Childhood Abuse Linked to Chronic Fatigue Syndrome, Fibromyalgia
The results of a study published in the May 2011 issue of the Journal of Aggression, Maltreatment & Trauma indicate that childhood physical abuse is associated with significantly elevated rates of functional somatic syndromes such as chronic fatigue syndrome, fibromyalgia, and multiple chemical sensitivities among women.
According to Esme Fuller-Thomson, PhD, of the University of Toronto, “Women who reported they had been physically abused as children have twice the odds of chronic fatigue syndrome and multiple chemical sensitivities, and 65% higher odds of fibromyalgia. These findings persisted even after controlling for potentially confounding factors such as other adverse childhood experiences, age, race, mental health, and adult socioeconomic status.”
The study looked at a subsample of the 2005 Canadian Community Health Survey involving 7342 women. Of those, 10% reported being physically abused as children, 1.3% reported that they had been diagnosed with chronic fatigue syndrome, 2.5% were diagnosed with fibromyalgia, and 2.7% were diagnosed with multiple chemical sensitivities.
This research not only suggests a link between childhood physical abuse and functional somatic syndromes, but also explores the contribution of confounding psychosocial factors such as other childhood adversities, adult health behaviors, and mental health, according to Joanne Sulman, MSW, RSW, a coauthor on the study.
“Perhaps the most interesting aspects of the research are the questions it raises, such as the mechanisms that link physical abuse to chronic fatigue syndrome, fibromyalgia, and multiple chemical sensitivities,” Sulman stated. PT
Menopause Age Often Runs in the Family
Although the age at which a woman reaches menopause is not entirely hereditary, it does appear to depend largely on when her relatives went through it.

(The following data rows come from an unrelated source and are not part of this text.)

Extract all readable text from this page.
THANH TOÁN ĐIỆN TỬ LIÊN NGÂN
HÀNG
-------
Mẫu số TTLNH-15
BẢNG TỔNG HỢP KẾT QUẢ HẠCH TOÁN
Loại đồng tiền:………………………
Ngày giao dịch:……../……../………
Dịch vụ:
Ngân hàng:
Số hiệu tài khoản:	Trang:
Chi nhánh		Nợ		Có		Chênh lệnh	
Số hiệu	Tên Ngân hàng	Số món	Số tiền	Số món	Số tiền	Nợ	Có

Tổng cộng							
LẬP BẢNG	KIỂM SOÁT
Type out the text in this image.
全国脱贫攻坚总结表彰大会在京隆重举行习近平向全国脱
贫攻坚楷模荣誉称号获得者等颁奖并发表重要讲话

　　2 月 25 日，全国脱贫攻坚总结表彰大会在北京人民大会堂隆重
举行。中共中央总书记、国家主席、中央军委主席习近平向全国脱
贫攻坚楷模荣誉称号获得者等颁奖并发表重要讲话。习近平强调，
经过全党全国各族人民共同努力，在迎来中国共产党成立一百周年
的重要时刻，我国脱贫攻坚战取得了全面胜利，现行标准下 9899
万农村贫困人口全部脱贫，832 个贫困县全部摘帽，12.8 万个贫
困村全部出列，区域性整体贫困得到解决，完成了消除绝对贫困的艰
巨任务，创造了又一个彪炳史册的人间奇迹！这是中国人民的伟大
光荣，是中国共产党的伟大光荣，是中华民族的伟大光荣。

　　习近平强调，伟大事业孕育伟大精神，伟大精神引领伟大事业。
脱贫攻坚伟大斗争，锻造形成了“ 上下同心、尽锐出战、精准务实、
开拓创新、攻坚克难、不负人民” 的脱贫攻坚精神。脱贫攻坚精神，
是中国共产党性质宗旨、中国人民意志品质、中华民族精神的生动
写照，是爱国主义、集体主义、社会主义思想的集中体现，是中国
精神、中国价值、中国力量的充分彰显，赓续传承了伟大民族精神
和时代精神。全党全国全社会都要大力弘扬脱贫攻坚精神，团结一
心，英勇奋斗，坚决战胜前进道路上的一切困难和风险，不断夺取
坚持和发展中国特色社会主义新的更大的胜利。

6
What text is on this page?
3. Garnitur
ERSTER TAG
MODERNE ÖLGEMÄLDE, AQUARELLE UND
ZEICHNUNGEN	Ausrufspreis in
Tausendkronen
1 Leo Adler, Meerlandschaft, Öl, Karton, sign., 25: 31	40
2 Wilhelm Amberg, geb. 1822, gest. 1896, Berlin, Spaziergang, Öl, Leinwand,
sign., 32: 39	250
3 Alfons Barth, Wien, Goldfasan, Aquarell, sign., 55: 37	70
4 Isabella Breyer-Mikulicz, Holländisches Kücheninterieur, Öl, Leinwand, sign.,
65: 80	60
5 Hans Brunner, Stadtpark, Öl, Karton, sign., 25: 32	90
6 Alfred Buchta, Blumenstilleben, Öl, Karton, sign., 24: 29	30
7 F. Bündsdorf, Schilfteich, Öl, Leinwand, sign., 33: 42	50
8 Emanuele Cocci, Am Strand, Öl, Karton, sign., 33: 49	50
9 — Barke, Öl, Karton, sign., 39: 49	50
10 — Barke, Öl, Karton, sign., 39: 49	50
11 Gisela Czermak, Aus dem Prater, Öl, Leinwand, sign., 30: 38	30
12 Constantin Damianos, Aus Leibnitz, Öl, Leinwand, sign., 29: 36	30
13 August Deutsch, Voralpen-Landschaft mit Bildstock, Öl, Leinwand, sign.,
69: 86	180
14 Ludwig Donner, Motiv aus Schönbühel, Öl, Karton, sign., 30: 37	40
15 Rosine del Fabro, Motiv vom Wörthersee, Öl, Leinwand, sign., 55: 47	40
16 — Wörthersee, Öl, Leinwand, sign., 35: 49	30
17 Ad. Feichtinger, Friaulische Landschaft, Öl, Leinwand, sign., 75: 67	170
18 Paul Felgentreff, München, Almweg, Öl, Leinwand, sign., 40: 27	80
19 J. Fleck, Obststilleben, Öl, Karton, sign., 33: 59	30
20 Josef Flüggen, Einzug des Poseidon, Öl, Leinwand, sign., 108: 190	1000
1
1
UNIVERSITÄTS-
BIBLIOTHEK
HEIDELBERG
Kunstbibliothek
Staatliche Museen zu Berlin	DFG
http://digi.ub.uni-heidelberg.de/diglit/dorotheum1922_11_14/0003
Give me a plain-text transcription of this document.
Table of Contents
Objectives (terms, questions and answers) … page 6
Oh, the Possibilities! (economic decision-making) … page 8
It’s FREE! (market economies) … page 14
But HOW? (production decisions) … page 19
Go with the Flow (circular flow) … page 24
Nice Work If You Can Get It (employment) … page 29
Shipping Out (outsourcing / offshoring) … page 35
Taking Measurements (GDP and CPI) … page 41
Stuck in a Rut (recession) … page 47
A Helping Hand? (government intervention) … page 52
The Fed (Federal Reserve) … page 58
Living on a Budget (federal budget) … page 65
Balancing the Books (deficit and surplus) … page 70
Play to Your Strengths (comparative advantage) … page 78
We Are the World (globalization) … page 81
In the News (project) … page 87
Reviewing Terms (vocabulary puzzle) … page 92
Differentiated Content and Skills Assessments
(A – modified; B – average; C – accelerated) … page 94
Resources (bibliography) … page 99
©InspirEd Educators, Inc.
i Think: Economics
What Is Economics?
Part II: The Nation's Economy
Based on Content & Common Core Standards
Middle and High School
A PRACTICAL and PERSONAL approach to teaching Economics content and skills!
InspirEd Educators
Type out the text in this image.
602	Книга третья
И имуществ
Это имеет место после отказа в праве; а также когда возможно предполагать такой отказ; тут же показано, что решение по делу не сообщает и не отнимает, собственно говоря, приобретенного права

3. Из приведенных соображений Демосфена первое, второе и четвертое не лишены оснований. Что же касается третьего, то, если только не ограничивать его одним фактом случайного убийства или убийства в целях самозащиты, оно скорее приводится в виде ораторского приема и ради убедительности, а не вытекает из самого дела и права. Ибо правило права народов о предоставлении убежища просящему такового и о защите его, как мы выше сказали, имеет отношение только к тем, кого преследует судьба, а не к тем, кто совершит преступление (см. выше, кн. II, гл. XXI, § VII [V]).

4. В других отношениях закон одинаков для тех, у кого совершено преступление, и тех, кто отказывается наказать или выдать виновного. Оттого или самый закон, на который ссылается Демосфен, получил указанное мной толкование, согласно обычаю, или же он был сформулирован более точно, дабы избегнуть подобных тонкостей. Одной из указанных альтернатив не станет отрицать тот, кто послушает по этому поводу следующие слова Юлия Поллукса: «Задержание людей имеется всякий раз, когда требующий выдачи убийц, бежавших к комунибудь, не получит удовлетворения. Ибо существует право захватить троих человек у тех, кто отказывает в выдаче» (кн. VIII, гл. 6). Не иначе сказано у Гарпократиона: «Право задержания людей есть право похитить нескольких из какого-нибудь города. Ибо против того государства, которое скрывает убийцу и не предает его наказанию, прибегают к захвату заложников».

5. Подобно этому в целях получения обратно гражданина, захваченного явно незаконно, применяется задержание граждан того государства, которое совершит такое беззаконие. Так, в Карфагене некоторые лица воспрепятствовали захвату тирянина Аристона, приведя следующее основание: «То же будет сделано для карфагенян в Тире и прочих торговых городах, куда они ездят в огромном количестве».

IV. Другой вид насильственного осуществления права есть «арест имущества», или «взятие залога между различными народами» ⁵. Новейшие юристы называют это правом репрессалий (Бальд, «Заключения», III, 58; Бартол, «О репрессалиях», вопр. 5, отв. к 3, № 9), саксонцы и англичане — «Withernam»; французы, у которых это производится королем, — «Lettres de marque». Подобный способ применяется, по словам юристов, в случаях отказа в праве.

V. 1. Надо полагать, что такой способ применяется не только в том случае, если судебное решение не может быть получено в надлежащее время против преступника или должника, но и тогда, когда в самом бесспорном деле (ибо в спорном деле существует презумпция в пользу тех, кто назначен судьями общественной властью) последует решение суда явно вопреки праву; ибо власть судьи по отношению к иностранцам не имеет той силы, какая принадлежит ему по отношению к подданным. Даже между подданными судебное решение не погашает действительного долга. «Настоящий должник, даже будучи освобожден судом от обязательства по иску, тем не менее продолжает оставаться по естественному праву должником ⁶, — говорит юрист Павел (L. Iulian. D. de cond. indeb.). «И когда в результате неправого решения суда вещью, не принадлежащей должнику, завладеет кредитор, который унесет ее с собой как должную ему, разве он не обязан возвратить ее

A study published ahead of print on April 18, 2011, in the journal Menopause found that women whose mothers and sisters went through menopause early are likely to do the same. However, environmental factors can also play a key role in when it occurs, according to lead investigator Danielle Morris of the Institute of Cancer Research in the United Kingdom.
“Genes have an important effect on age at menopause, but lifestyle also matters, and so women can affect their age at menopause by their behaviors,” she said.
For example, women who smoke tend to undergo menopause roughly 1 to 2 years earlier than former or nonsmokers, and women who haven’t given birth tend to experience menopause earlier than those who have.
In the study, Morris and her team compared women who were related using a sample of the large-scale UK Breakthrough Generations Study. Among those participants, the team selected 2060 women between the ages of 31 and 90 who had a firstdegree relative who was also taking part in the study.
They found that early and late menopause appeared to run in families, as did usual-age menopause. Specifically, women whose sisters and mothers underwent menopause at a typical age were between 2 and 7 times more likely to do the same.
Calcium Supplements May Do More Harm than Good
For women who take calcium supplements to prevent bone loss, the risks may outweigh the benefits, according to findings published in the April 2011 issue of BMJ.
“There is a lack of consensus at the present time as to what recommendations should be regarding the use of calcium supplements,” said study senior author Ian Reid, MD, professor of medicine and endocrinology at the University of Auckland in New Zealand. “Our own recommendation is to critically review the use of calcium supplements, since the data in this paper suggests that they do more harm than good.”
Previous analysis by the same group of researchers had uncovered a 27% to 31% higher risk of heart attack in women taking calcium without vitamin D.
In this study, the authors examined data from 16,718 participants in the government-funded Women’s Health Initiative who had not been taking calcium supplements before beginning the trial. They found that women who were randomized to take calcium and vitamin D as part of the study protocol had a modest 13% to 22% higher risk of cardiovascular events, whereas women in the control arm had no change in risk.
After factoring in data from 13 other unpublished studies involving nearly 30,000 women, researchers calculated that the increased risk for heart attack in women taking calcium supplements was 25% to 30%, and the increased risk for stroke was 15% to 20%.
Providers, therefore, should “encourage people to obtain their calcium from diet rather than from supplements, since food calcium has not been shown to carry this increased risk of heart disease,” said Dr. Reid.
Fast Fact: The ratio of women to men with multiple sclerosis is 2:1.